Friday, May 23, 2003
Suffer the little children...
At 6:35 PM, Everett Joseph was born. About 2 hours later, he died. I watched both the birth and the death of this precious little baby. I have never in my life experienced anything so beautiful and so horrible. He was less than a pound. He was 10 inches long. He had beautiful long fingers. He was a beautiful little boy.
I struggle with the "why". My good friends, John & Denise, lost Marie just 3 years ago. She was nearly full term, but she had a hole in her heart. They knew for two weeks that Marie wasn't going to make it, and they had time to prepare before they induced labor and delivered their stillborn child. But this time, everything was fine. Every test came out perfect. They picked out a name, and then after she was past 20 weeks, they told everyone the good news. Last week, they bought the crib and set it up. Yesterday, she was fine. Today, I watched a life that was formed by God in the womb be taken away. I saw the little innocent that God had known since before conception. God already knew EJ (yeah, they were gonna call him EJ). Today, I held Denise's hand as she screamed at God and asked him why He took her babies. She asked me why. I couldn't answer her.
Our incredible pastor came to be with them as they said goodbye to EJ. He said the most beautiful, loving words. He cared for them as only our pastor can. He grieved with them. He committed that little soul to God and asked Jesus to care for him. Thank you, dear friend, for being there for them... and for me.
I missed Lisa's final graduation dinner. She's graduating in the top 10 of her class, so she got to choose a teacher that she considers a hero, and they honored those teachers at the dinner tonight. I missed being with my child, but I was able to hold my friend's hand as she let go of her own child. I called the kids when I got home from the hospital to tell them how thankful I was for them... how thankful I am that they're healthy... and how proud I am of them -- something Denise will never be able to do with Marie and EJ. Thank you, God, for my children. I love them so. Thank you, Michael, for standing in for both of us. Michael was alseep when I got home, so I just climbed into bed, held him for a few seconds and he squeezed my hand... it was enough to know "I'm here, honey." Of course, it was also enough to know, "honey, I've gotta get back to sleep!" It was good enough for me.

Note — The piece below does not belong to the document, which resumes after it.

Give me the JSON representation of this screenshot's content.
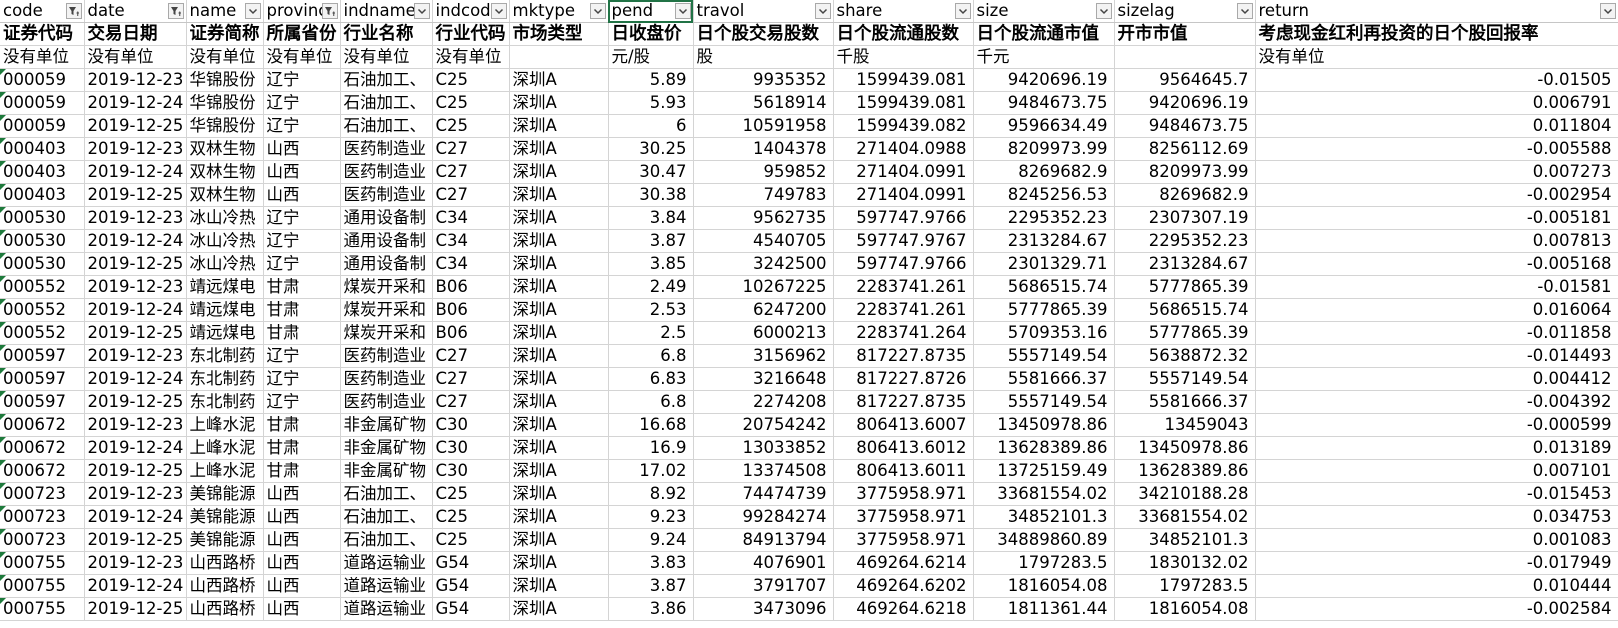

Tomorrow, Denise will go home to the empty crib and empty nursery that she so desperately wanted to fill with her little one. But waiting for her there is her beautiful son, Garrett, who is happy, healthy, and full of life. He was so looking forward to a little brother, but he's young and he'll be OK. He has such a tender spirit, and I'm sure he'll sense his mother's sadness and will love and cuddle her until her sad heart becomes glad again. God bless you, Garrett.
Jesus, You enjoyed children here on earth. You got upset with your friends for not letting the children come and play with you. You scolded them because you wanted the children to come to be with you. Take EJ into your loving arms... hold him... care for him... give him the body to run and play with his sister, Marie. And scoop them up in your arms, just like I always picture when I read that scripture. Giggling... laughing... running around your feet and trying to get you to pick them up. Blessing them. Take care of EJ. Bless him.
Suffer the little children to come unto me, and forbid them not. For such is the kingdom of God.